Karena itu berfirman Allah Ta'ala :
فَزَادَتْهُمْ إِيمَانًا
(Fazaadat-hum iimaanaa).
Artinya : "Maka ayat-ayat itu menambah kepada
keimanannya".(S. Al-Baraah, ayat 124)@ At-Taubah
Dan berfirman Allah Ta'ala :
لِيَزْدَادُوا إِيمَانًا مَعَ إِيمَانِهِمْ
(Liyaz daaduu iimaanan ma'a iimaanihim).
Artinya : "Supaya keimanan mereka bertambah dari
keimanannya yang telah ada". (S. Al-Fath, ayat 4).
Dan akan datang penjelasan ini nanti pada Bahagian
Perbuatan-perbuatan yang Melepaskan dan yang Membinasakan, ketika menerangkan
segi hubungan bathin dengan dhahir dan amal perbuatan dengan aqidah dan hati.

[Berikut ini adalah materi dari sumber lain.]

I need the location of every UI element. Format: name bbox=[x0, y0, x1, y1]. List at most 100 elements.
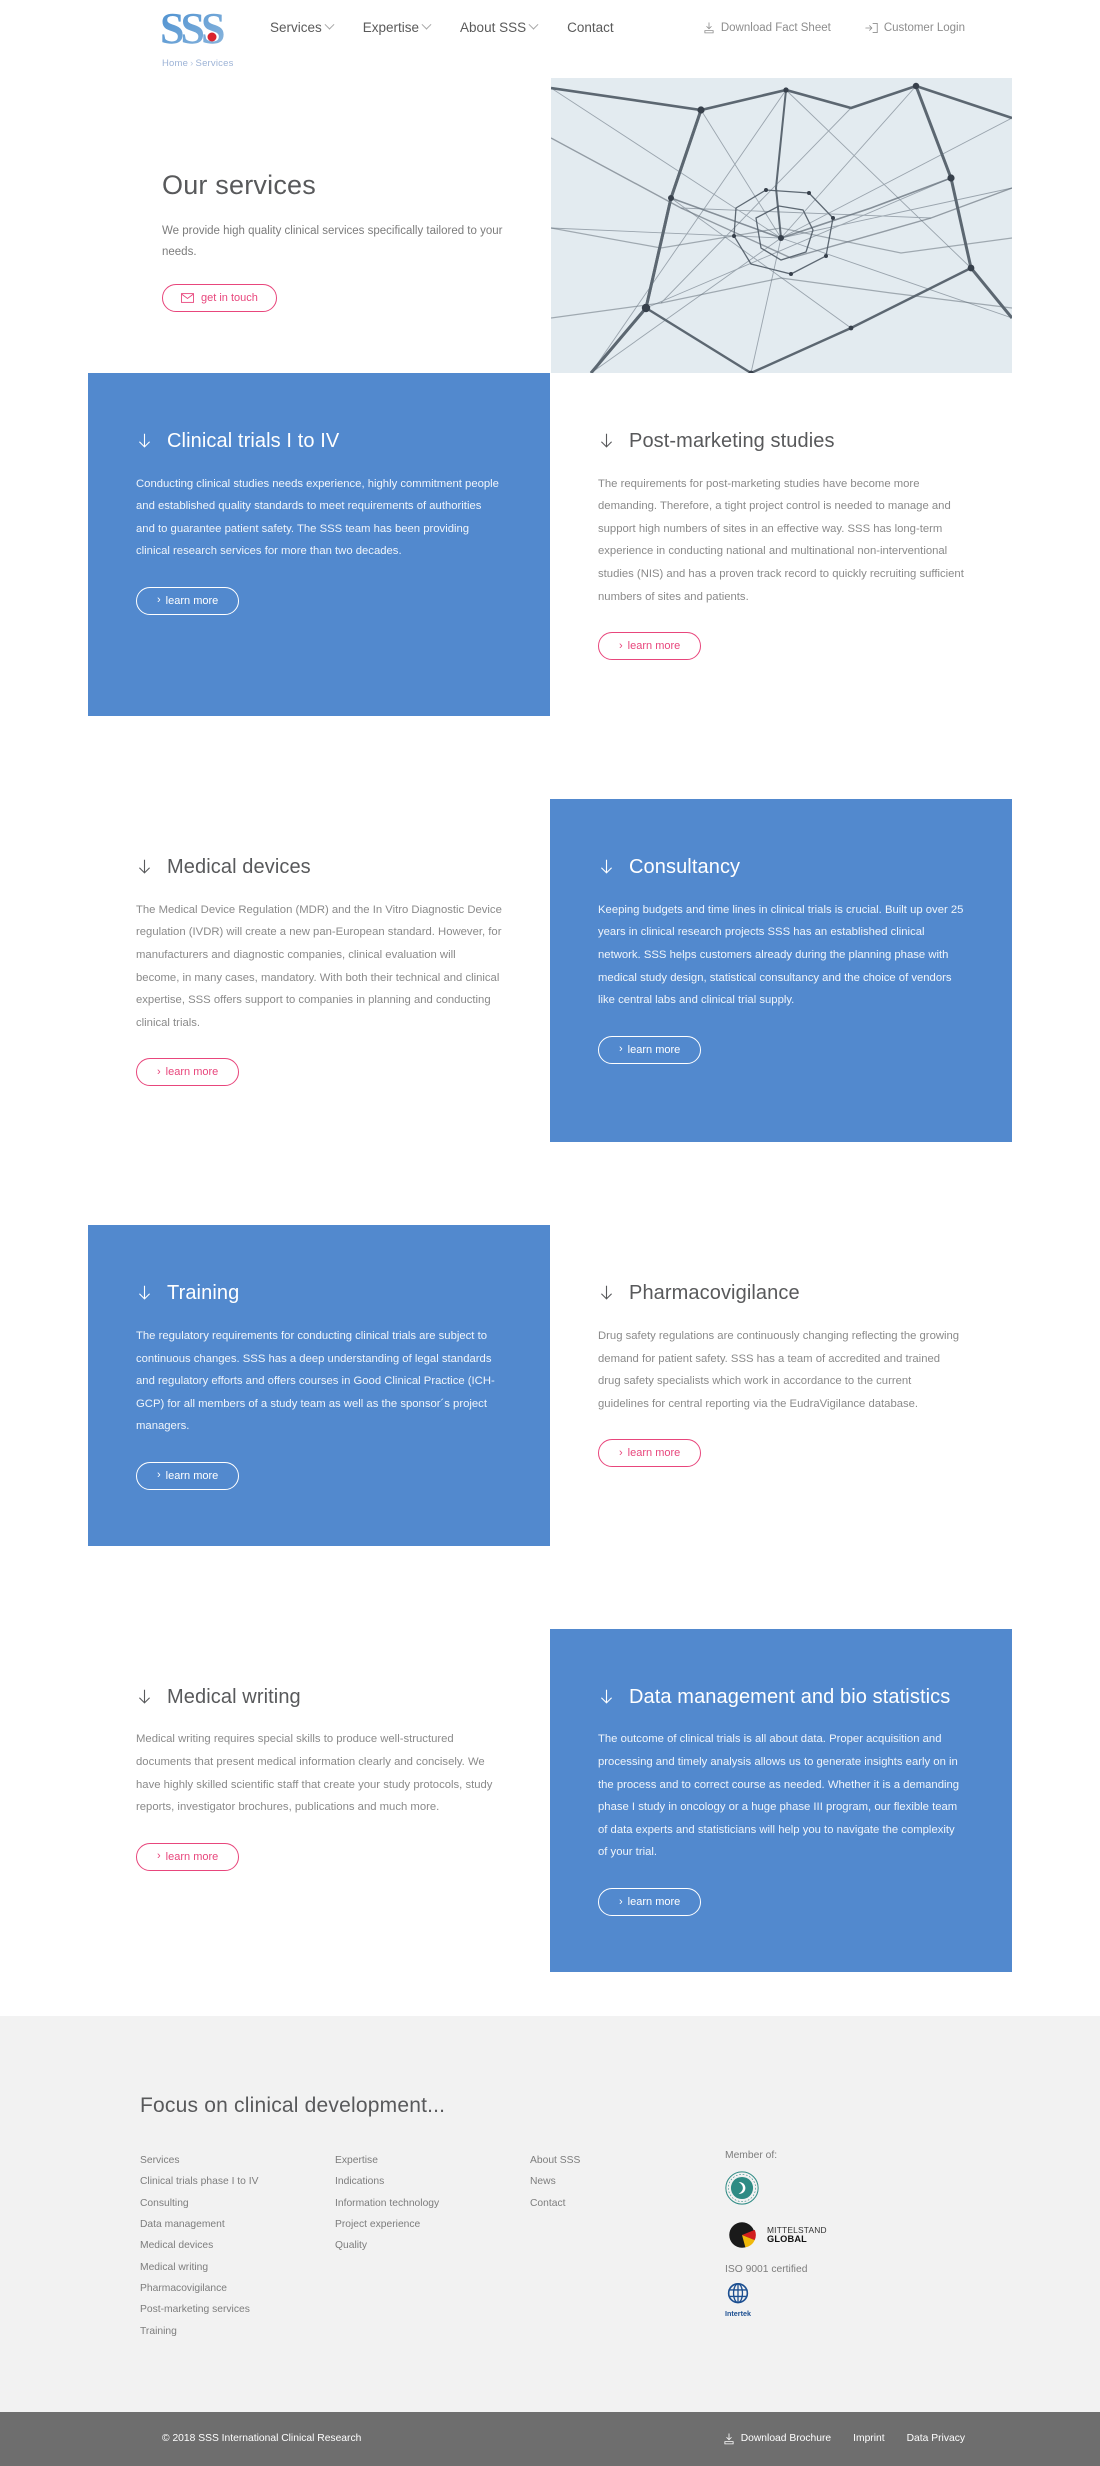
service-card-consultancy[interactable]: Consultancy Keeping budgets and time lin… bbox=[550, 799, 1012, 1143]
learn-more-button[interactable]: › learn more bbox=[598, 1888, 702, 1917]
utility-navigation: Download Fact Sheet Customer Login bbox=[703, 22, 965, 34]
footer-link[interactable]: Expertise bbox=[335, 2150, 530, 2171]
get-in-touch-button[interactable]: get in touch bbox=[162, 283, 277, 312]
arrow-down-icon bbox=[139, 859, 150, 874]
footer-link[interactable]: Services bbox=[140, 2150, 335, 2171]
breadcrumb-home[interactable]: Home bbox=[162, 58, 188, 69]
member-of-label: Member of: bbox=[725, 2150, 778, 2162]
footer-column-about: About SSS News Contact bbox=[530, 2150, 725, 2342]
arrow-down-icon bbox=[139, 1286, 150, 1300]
customer-login-link[interactable]: Customer Login bbox=[865, 22, 965, 34]
service-card-medical-devices[interactable]: Medical devices The Medical Device Regul… bbox=[88, 799, 550, 1143]
nav-item-expertise[interactable]: Expertise bbox=[363, 19, 432, 35]
footer-link[interactable]: Data management bbox=[140, 2214, 335, 2235]
chevron-right-icon: › bbox=[157, 1850, 161, 1863]
learn-more-label: learn more bbox=[165, 1066, 219, 1079]
imprint-link[interactable]: Imprint bbox=[853, 2433, 884, 2444]
mittelstand-globe-icon bbox=[729, 2222, 756, 2248]
envelope-icon bbox=[181, 292, 194, 303]
card-body-text: The outcome of clinical trials is all ab… bbox=[598, 1733, 960, 1859]
card-title-text: Medical devices bbox=[167, 856, 311, 879]
mittelstand-global-logo[interactable]: MITTELSTAND GLOBAL bbox=[725, 2218, 960, 2252]
service-card-post-marketing[interactable]: Post-marketing studies The requirements … bbox=[550, 373, 1012, 717]
footer-link[interactable]: About SSS bbox=[530, 2150, 725, 2171]
learn-more-button[interactable]: › learn more bbox=[136, 1058, 240, 1087]
card-body-text: Medical writing requires special skills … bbox=[136, 1733, 493, 1814]
footer-link[interactable]: Project experience bbox=[335, 2214, 530, 2235]
card-body-text: The requirements for post-marketing stud… bbox=[598, 477, 964, 603]
service-card-pharmacovigilance[interactable]: Pharmacovigilance Drug safety regulation… bbox=[550, 1225, 1012, 1546]
nav-label: Contact bbox=[567, 20, 614, 35]
learn-more-button[interactable]: › learn more bbox=[598, 632, 702, 661]
breadcrumb-separator: › bbox=[190, 58, 194, 69]
footer-link-columns: Services Clinical trials phase I to IV C… bbox=[140, 2150, 960, 2342]
intertek-logo[interactable]: Intertek bbox=[725, 2281, 960, 2318]
learn-more-button[interactable]: › learn more bbox=[136, 586, 240, 615]
footer-link[interactable]: Quality bbox=[335, 2235, 530, 2256]
footer-link[interactable]: Pharmacovigilance bbox=[140, 2278, 335, 2299]
footer-link[interactable]: Training bbox=[140, 2321, 335, 2342]
chevron-right-icon: › bbox=[619, 1043, 623, 1056]
learn-more-button[interactable]: › learn more bbox=[598, 1035, 702, 1064]
chevron-down-icon bbox=[324, 19, 335, 30]
chevron-right-icon: › bbox=[619, 1895, 623, 1908]
learn-more-button[interactable]: › learn more bbox=[136, 1842, 240, 1871]
card-title-row: Medical writing bbox=[136, 1685, 502, 1711]
card-title-text: Clinical trials I to IV bbox=[167, 430, 340, 452]
bottom-bar: © 2018 SSS International Clinical Resear… bbox=[0, 2411, 1100, 2466]
breadcrumb: Home › Services bbox=[162, 58, 234, 69]
footer-link[interactable]: Indications bbox=[335, 2171, 530, 2192]
svg-text:SSS: SSS bbox=[160, 6, 224, 53]
service-card-data-management[interactable]: Data management and bio statistics The o… bbox=[550, 1628, 1012, 1973]
card-title-row: Post-marketing studies bbox=[598, 429, 964, 455]
footer-link[interactable]: Clinical trials phase I to IV bbox=[140, 2171, 335, 2192]
card-title-text: Post-marketing studies bbox=[629, 430, 835, 452]
data-privacy-link[interactable]: Data Privacy bbox=[907, 2433, 965, 2444]
service-card-medical-writing[interactable]: Medical writing Medical writing requires… bbox=[88, 1628, 550, 1973]
card-title-row: Clinical trials I to IV bbox=[136, 429, 502, 455]
download-brochure-link[interactable]: Download Brochure bbox=[723, 2433, 831, 2445]
footer-link[interactable]: Contact bbox=[530, 2193, 725, 2214]
bottom-link-label: Imprint bbox=[853, 2433, 885, 2445]
card-title-text: Data management and bio statistics bbox=[629, 1685, 951, 1708]
arrow-down-icon bbox=[139, 1689, 150, 1704]
footer-link[interactable]: Information technology bbox=[335, 2193, 530, 2214]
service-card-training[interactable]: Training The regulatory requirements for… bbox=[88, 1225, 550, 1546]
arrow-down-icon bbox=[601, 433, 612, 448]
nav-item-about-sss[interactable]: About SSS bbox=[460, 19, 539, 35]
service-card-clinical-trials[interactable]: Clinical trials I to IV Conducting clini… bbox=[88, 373, 550, 717]
nav-item-services[interactable]: Services bbox=[270, 19, 335, 35]
intertek-globe-icon bbox=[727, 2283, 749, 2304]
learn-more-label: learn more bbox=[165, 1850, 219, 1863]
iso-certified-text: ISO 9001 certified bbox=[725, 2264, 808, 2276]
login-icon bbox=[865, 22, 878, 34]
card-title-row: Consultancy bbox=[598, 855, 964, 881]
mittelstand-wordmark: MITTELSTAND GLOBAL bbox=[767, 2225, 827, 2244]
learn-more-label: learn more bbox=[627, 1896, 681, 1909]
footer-link[interactable]: Consulting bbox=[140, 2193, 335, 2214]
nav-item-contact[interactable]: Contact bbox=[567, 20, 614, 35]
learn-more-label: learn more bbox=[627, 1043, 681, 1056]
card-title-row: Medical devices bbox=[136, 855, 502, 881]
card-title-row: Training bbox=[136, 1281, 502, 1307]
download-fact-sheet-link[interactable]: Download Fact Sheet bbox=[703, 22, 831, 34]
arrow-down-icon bbox=[601, 859, 612, 874]
arrow-down-icon bbox=[601, 1286, 612, 1300]
footer-link[interactable]: News bbox=[530, 2171, 725, 2192]
footer-link[interactable]: Medical devices bbox=[140, 2235, 335, 2256]
bvma-logo[interactable] bbox=[725, 2171, 960, 2205]
chevron-down-icon bbox=[528, 19, 539, 30]
hero-text-block: Our services We provide high quality cli… bbox=[162, 170, 522, 312]
learn-more-label: learn more bbox=[165, 594, 219, 607]
arrow-down-icon bbox=[139, 433, 150, 448]
footer-link[interactable]: Medical writing bbox=[140, 2257, 335, 2278]
bvma-seal-icon bbox=[725, 2171, 759, 2205]
services-grid-row-1: Clinical trials I to IV Conducting clini… bbox=[0, 373, 1100, 717]
sss-logo[interactable]: SSS bbox=[160, 6, 240, 54]
arrow-down-icon bbox=[601, 1689, 612, 1704]
chevron-down-icon bbox=[421, 19, 432, 30]
footer-link[interactable]: Post-marketing services bbox=[140, 2299, 335, 2320]
learn-more-button[interactable]: › learn more bbox=[136, 1461, 240, 1490]
learn-more-button[interactable]: › learn more bbox=[598, 1439, 702, 1468]
main-navigation: Services Expertise About SSS Contact bbox=[270, 19, 614, 35]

Karena yang demikian itu adalah termasuk jenis hubungan alam al-mulki dengan
alam al-malakut.
Yang dimaksudkan dengan alam al-mulki ialah alam nyata
yang dapat dipersaksikan dengan pancaindra. Dan dengan alam al-mala-kut ialah
alam ghaib yang diketahui dengan nur mata hati (bashirah). Dan hati itu
termasuk alam al-malakut. Dan anggota badan serta segala perbuatannya adalah
termasuk alam al-mulki.
Kehalusan dan kemumian ikatan diantara kedua alam itu,
sampai kepada batas, yang disangka oleh sebagian manusia akan kesatuan satu
sama lain. Dan disangka oleh sebahagian manusia lagi bahwa tak ada alam yang
lain, selain dari alam yang dapat dipersaksikan (alam asy-syahadah). Yaitu
benda-benda ini,' yang dilihat oleh pancaindra.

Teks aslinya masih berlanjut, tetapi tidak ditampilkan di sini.